The team used steel and brass, just because they’re two of the most discarded metals. The capacity of the battery they got can be compared to lead-acid batteries while charging, while discharging can be done at rates comparable to supercapacitors.
“When our aim was to produce the materials used in batteries from household supplies in a manner so cheaply that large-scale manufacturing facilities don’t make any sense, we had to approach this differently than we normally would in the research lab,” said Cary Pint, assistant professor of mechanical engineering at Vanderbilt University.

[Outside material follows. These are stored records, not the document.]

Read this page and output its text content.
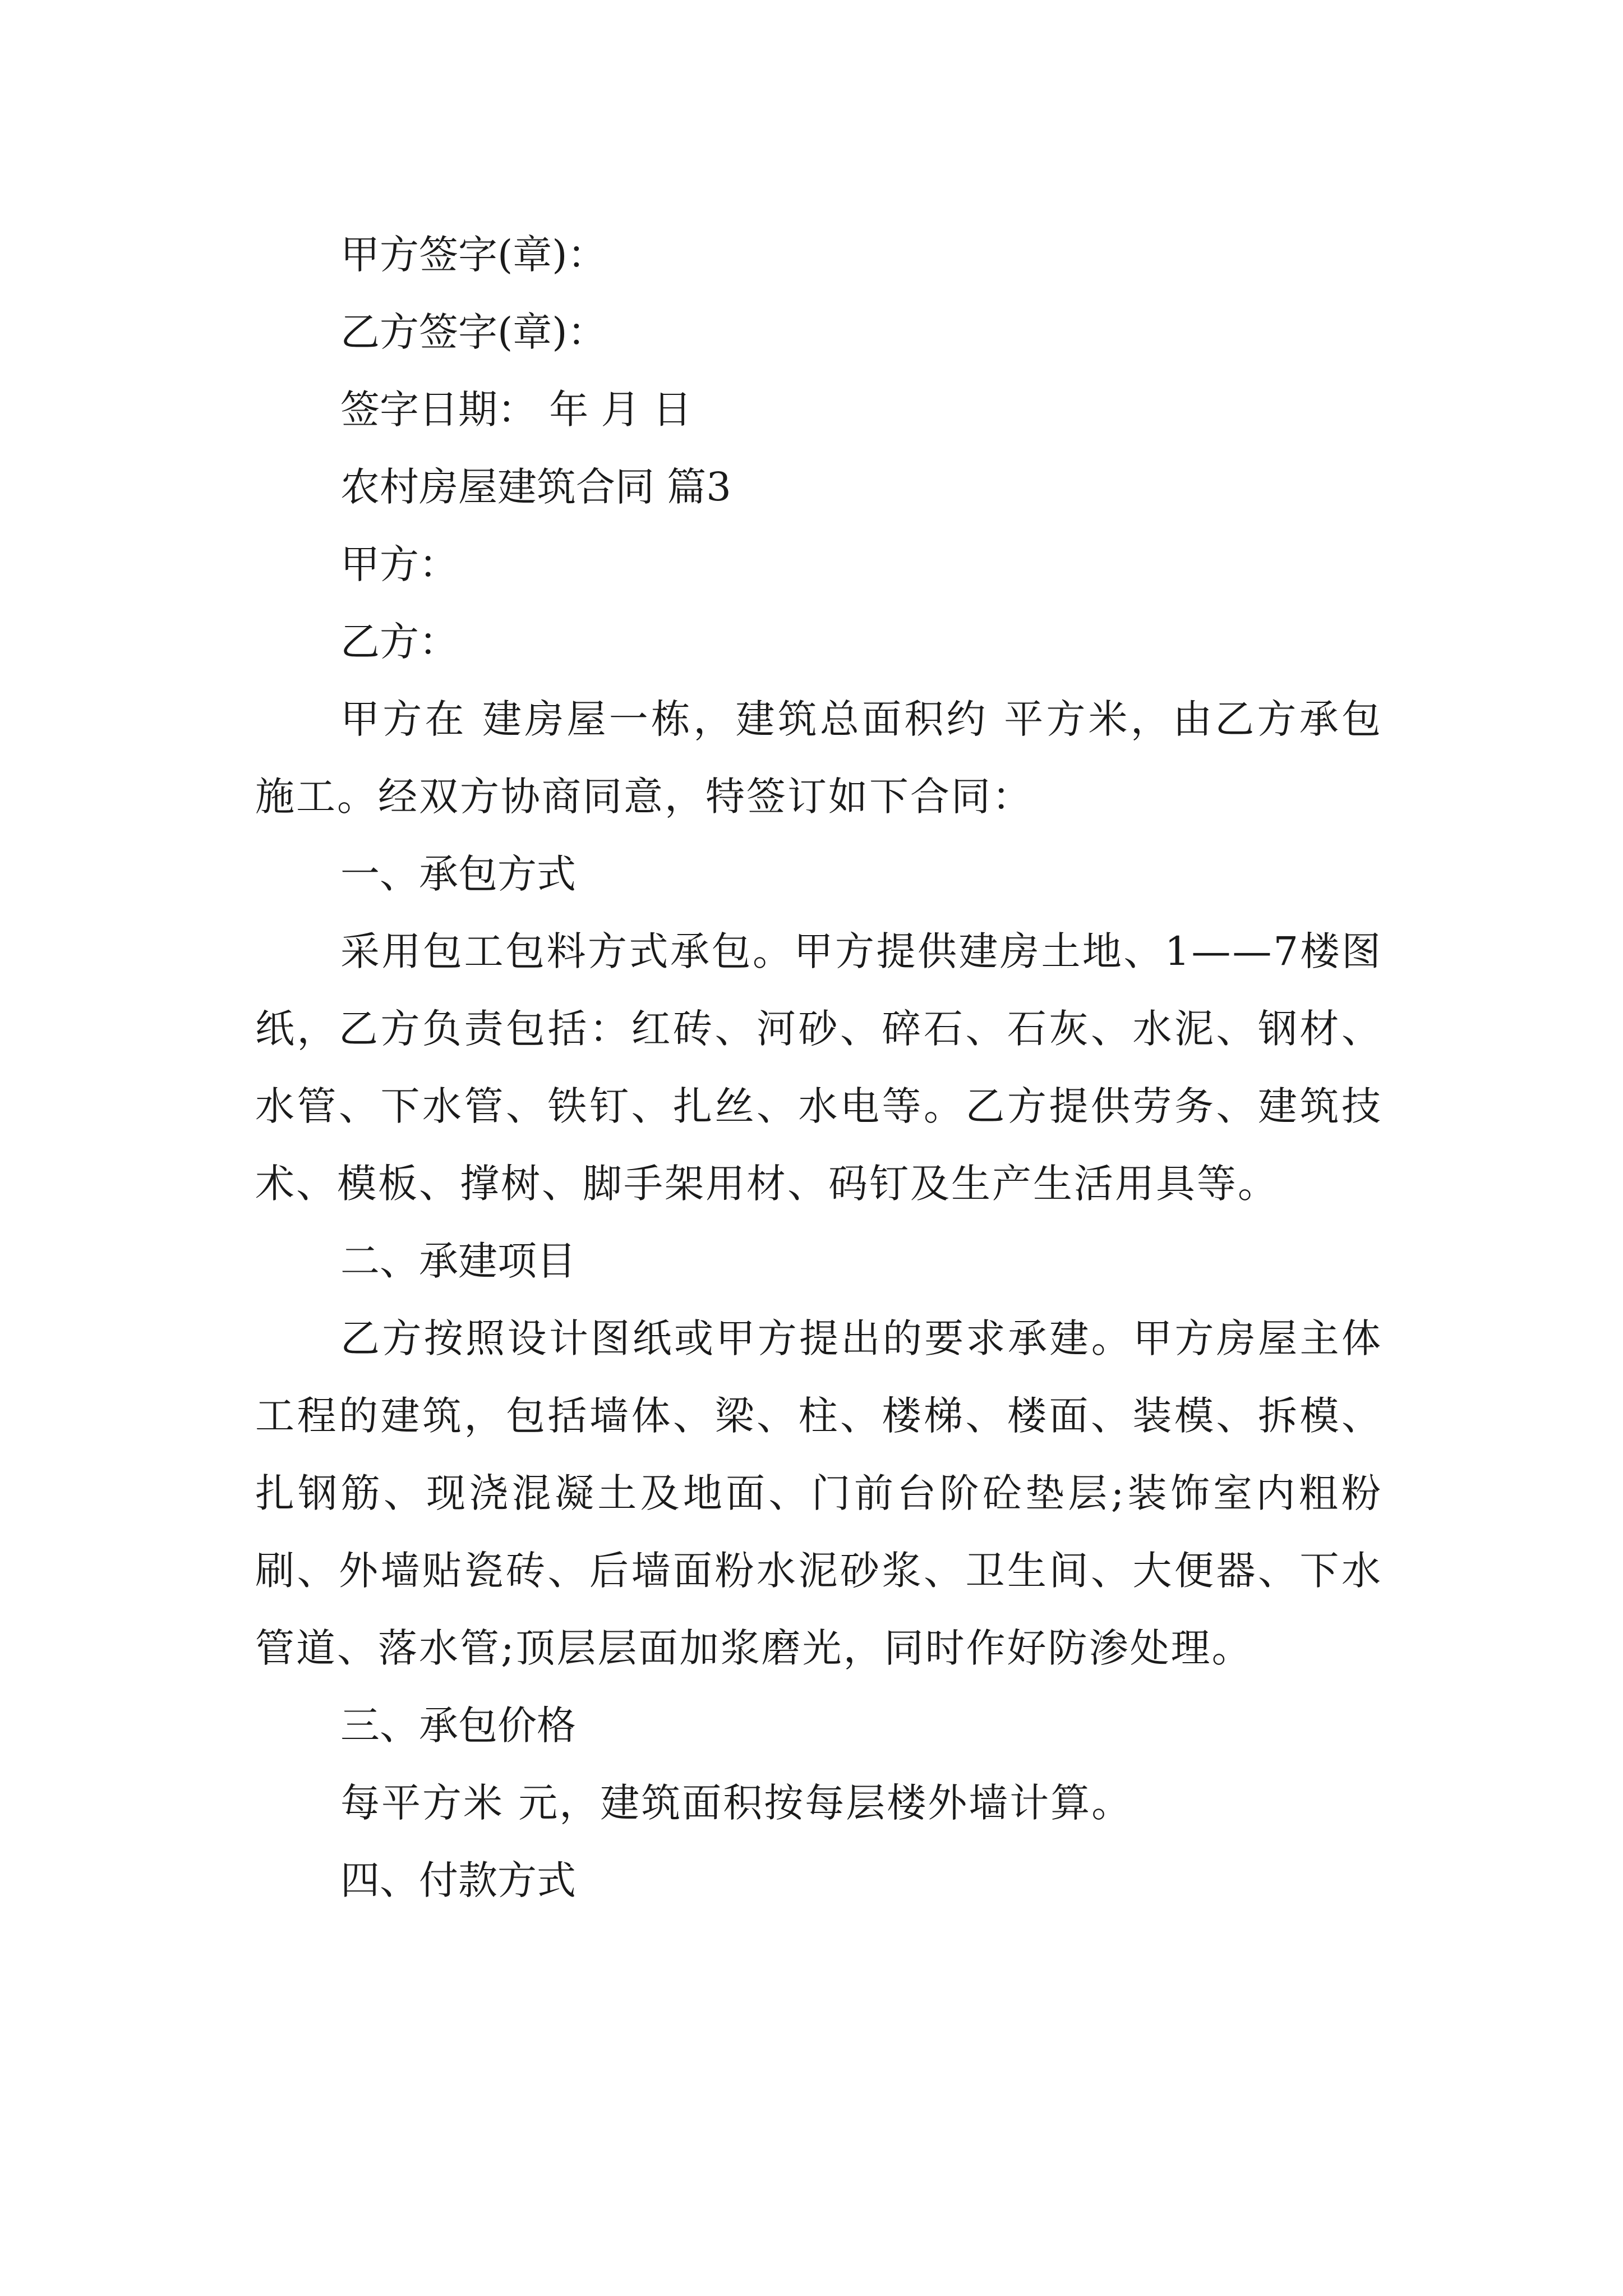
甲方签字(章)：

乙方签字(章)：

签字日期： 年 月 日

农村房屋建筑合同 篇3

甲方：

乙方：

甲方在 建房屋一栋，建筑总面积约 平方米，由乙方承包施工。经双方协商同意，特签订如下合同：

一、承包方式

采用包工包料方式承包。甲方提供建房土地、1——7楼图纸，乙方负责包括：红砖、河砂、碎石、石灰、水泥、钢材、水管、下水管、铁钉、扎丝、水电等。乙方提供劳务、建筑技术、模板、撑树、脚手架用材、码钉及生产生活用具等。

二、承建项目

乙方按照设计图纸或甲方提出的要求承建。甲方房屋主体工程的建筑，包括墙体、梁、柱、楼梯、楼面、装模、拆模、扎钢筋、现浇混凝土及地面、门前台阶砼垫层;装饰室内粗粉刷、外墙贴瓷砖、后墙面粉水泥砂浆、卫生间、大便器、下水管道、落水管;顶层层面加浆磨光，同时作好防渗处理。

三、承包价格

每平方米 元，建筑面积按每层楼外墙计算。

四、付款方式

There is a secret step to doing this: anodization, a common chemical treatment that makes aluminum its matte look and colored finish. They discovered that when anodized with a common chemical, the surfaces of steel and brass turn into nanometer-sized networks of metal oxide that can store and release energy when reacting with a water-based liquid electrolyte containing potassium hydroxide, an inexpensive salt used in laundry detergent.
Surprisingly, the new home-made battery proved exceptionally stable over 5,000 consecutive charging cycles, or the eequivalent of 13 years of normal usage. Even after that much effort, the battery still retained 90% of its initial capacity.
“We’re seeing the start of a movement in contemporary society leading to a ‘maker culture’ where large-scale product development and manufacturing is being decentralized and scaled down to individuals or communities. So far, batteries have remained outside of this culture, but I believe we will see the day when residents will disconnect from the grid and produce their own batteries. That’s the scale where battery technology began, and I think we will return there,” Pint said.
The team was inspired by the Baghdad battery.
Pint also said that the aim of their project is not commercialization, but making the technology and knowledge available to the wide public and the maker community. This could be a turning point in the history of DIY.